It’s hard to go anywhere nowadays without coming across the topic of artificial intelligence (AI).

The subject is all over the media, while it is hard to find a presentation deck (on any subject) that does not mention it.

However, an important question is: when do I need artificial intelligence, and when do I just need to use real intelligence (RI). Do we need always AI or can we improve the service and fix our pain points with RI?

It’s worth trying real intelligence before thinking about artificial intelligence.

From a practitioner mindset, I have been through different experiences where companies and organizations are falling behind by implementing AI projects, while their business is in need of simpler solutions that require real intelligence.

Here are the questions you should be asking before moving forward with AI ideas and solutions…

1.Where are you with omnichannel Customer Experience?

Many organizations are scattered through facing customers in different channels without a unified system. This keeps the customer in the confusion zone.

We can see it when the customer is sending mail to inquire or complain about the service, with no action or response from the organization. Often the customer is calling the call center asking for a resolution and realizing that the contact center is not aware of the mail he or she sent earlier.

When a company has different channels, and different team managing each channel, while the teams are not talking to each other and no system is connecting the back-end to update different teams – well, such a case requires RI before AI.

First, strengthen your back-end through unifying the system and the database behind it.

2. Are you running your Customer Experience with solid standard operation procedure (SOP) and clear performance indicators?

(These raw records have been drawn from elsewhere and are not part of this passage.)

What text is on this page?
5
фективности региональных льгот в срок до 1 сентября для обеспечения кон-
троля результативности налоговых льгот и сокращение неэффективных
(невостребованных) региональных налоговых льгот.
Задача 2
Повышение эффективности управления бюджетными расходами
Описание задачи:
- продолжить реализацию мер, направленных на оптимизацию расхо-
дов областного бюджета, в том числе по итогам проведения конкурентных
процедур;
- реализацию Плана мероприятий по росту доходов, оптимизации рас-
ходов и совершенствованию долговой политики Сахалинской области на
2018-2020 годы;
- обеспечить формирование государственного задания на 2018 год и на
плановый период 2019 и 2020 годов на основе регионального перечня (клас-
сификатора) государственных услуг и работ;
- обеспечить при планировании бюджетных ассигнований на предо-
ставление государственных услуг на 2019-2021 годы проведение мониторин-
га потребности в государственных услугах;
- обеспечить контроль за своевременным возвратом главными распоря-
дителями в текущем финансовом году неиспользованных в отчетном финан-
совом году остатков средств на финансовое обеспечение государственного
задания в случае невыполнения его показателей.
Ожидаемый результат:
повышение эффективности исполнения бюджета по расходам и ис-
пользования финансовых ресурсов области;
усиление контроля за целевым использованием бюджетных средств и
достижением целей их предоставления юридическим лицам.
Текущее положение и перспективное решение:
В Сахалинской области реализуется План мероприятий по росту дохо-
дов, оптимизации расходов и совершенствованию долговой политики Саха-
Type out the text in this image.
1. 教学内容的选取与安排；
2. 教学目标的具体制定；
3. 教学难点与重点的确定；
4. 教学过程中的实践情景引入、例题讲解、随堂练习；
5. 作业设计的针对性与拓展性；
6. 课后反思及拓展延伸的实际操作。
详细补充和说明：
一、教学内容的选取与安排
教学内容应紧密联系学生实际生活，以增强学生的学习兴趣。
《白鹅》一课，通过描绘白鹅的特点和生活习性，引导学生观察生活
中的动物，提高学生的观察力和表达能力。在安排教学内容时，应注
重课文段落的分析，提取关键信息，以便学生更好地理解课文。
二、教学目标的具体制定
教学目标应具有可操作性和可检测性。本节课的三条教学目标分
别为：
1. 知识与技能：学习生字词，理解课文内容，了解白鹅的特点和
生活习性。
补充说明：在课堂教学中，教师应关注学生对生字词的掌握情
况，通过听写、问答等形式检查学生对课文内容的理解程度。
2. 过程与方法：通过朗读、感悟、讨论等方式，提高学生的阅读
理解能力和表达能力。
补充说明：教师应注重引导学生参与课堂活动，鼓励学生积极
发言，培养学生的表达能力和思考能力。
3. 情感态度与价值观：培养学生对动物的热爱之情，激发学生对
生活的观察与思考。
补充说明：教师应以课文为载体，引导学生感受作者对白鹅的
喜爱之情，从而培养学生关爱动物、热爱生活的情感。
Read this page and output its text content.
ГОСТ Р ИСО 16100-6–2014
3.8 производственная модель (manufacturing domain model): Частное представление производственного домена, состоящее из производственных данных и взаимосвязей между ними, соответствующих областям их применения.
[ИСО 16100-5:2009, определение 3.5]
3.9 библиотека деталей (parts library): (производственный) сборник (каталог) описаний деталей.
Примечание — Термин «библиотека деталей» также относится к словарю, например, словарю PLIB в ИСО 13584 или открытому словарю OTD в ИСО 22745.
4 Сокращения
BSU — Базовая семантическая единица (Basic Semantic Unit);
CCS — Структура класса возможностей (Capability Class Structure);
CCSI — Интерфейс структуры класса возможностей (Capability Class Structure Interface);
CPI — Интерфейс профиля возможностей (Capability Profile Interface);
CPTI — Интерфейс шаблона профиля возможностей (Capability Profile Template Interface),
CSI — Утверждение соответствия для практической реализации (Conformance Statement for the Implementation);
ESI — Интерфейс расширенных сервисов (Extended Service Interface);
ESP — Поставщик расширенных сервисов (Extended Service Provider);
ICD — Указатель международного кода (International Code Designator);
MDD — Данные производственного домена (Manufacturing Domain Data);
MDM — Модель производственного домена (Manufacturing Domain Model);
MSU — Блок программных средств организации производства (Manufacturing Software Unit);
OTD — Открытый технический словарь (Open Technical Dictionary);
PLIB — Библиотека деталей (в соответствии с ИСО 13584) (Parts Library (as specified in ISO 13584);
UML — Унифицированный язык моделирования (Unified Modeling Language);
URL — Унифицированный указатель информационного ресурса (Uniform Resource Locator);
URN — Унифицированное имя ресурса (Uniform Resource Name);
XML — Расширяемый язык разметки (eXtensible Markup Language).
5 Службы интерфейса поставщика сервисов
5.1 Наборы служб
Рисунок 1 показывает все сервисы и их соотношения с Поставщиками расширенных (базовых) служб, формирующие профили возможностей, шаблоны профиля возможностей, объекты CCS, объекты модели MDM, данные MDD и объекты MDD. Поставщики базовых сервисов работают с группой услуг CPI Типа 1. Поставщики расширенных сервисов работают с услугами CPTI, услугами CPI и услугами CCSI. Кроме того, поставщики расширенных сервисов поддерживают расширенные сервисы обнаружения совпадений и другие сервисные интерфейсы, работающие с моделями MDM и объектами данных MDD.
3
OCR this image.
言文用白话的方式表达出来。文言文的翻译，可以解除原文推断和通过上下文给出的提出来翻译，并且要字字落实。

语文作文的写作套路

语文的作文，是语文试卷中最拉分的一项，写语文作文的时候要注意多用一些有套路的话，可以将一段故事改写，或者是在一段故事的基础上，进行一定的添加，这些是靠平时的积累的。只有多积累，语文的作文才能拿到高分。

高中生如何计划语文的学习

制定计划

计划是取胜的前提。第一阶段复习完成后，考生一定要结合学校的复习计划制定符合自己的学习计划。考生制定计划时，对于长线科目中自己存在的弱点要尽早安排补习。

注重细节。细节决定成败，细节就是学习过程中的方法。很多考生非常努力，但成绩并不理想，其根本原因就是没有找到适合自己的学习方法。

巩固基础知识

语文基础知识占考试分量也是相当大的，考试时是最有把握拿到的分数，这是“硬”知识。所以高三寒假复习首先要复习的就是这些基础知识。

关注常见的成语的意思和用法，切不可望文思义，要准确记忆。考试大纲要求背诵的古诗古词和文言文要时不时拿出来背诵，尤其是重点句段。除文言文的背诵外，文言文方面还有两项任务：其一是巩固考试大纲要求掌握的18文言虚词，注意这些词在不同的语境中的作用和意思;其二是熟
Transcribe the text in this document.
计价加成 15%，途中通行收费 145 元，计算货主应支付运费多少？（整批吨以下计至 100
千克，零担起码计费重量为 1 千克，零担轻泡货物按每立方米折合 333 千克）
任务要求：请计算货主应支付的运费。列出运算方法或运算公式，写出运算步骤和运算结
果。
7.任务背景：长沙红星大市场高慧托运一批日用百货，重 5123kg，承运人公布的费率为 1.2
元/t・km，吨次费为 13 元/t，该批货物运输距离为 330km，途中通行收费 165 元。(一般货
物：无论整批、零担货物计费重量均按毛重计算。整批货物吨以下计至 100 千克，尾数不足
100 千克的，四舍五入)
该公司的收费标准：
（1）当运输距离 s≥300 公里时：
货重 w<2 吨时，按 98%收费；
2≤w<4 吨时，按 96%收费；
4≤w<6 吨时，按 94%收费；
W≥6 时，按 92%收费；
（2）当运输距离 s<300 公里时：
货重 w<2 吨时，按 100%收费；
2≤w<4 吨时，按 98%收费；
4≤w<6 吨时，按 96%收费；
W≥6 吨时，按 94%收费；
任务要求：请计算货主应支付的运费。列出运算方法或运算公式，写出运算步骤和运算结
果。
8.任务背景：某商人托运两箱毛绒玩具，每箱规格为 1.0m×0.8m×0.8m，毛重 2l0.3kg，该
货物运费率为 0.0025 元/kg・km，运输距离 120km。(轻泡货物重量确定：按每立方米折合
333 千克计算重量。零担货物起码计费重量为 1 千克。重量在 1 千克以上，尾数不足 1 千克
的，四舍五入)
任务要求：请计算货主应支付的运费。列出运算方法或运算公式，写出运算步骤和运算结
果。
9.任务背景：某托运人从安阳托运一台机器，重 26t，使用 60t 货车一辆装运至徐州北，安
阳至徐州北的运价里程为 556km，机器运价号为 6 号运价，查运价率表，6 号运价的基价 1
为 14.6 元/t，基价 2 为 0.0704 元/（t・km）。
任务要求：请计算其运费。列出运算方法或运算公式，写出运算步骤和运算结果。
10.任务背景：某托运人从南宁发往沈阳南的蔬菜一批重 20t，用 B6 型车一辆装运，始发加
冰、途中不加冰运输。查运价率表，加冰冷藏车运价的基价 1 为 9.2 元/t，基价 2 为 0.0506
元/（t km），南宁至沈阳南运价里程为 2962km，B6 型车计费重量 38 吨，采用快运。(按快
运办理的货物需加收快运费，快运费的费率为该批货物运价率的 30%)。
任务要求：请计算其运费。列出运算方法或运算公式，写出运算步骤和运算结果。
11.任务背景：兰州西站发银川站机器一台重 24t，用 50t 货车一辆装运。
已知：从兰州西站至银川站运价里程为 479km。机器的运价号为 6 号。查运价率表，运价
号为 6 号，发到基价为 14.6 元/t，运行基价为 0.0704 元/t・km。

Running your CX with solid SOP that outlines how things get done, who does what, and how results are measured, is giving customers a seamless experience on different channels.

Nowadays, some organizations which are still struggling with answering customers on-time or abiding to a clear service level agreement, are discussing AI-related projects to develop chatbots or virtual assistance.

However, it’s vital to stop the bleeding first to sustain the business. Substantial change is needed in such a company’s operation before thinking of advanced technology that might double the pain.

3. Are you equipped with the right capabilities to run AI projects?

Employees who are trained in the new technology offered are key for its successful implementation. It’s similar to building an aircraft without having a pilot.

It is always recommended to run education programs in parallel to digital transformation programs so that customers can find the right guidance in case of facing difficulties.

4. What is your final goal with AI projects?

Customer centricity and operational efficiency should be the objective behind AI projects.

Resource utilization, being closer to customers, exceeding customer expectation, cost efficiency, and optimizing the operation – these should your KPI’s to measure the impact of AI projects.

Companies who are willing to implement AI projects with no clear objective or clear KPI’s to measure, before and after the implementation, should to rethink their approach and apply RI rather than AI.

5. Do you have data? Do you own data?

As we learn in computer science, ‘Garbage In, Garbage Out’ – GIGO.

GIGO, from an AI perspective, says that going into AI projects with no data, or with unclean data, will lead to failure. Going into AI implementation without owning the data leads to the same results. My advice is to ask the below questions on data first before thinking of AI projects:

What data I have?

Is it clean data?

Is it structured data?

Do I own the data?

Is the data dynamic or static?

Can we add more data, from other entities, to provide a full story representing the customer journey?

AI research uses tools and insights from many fields, including computer science, psychology, philosophy, neuroscience, and cognitive science.

AI research also overlaps with tasks such as robotics, data mining, speech recognition, facial recognition, and many others.

However, it is essential to implement AI projects with the sufficient human intelligence to utilize the technology and improve business and work efficiently.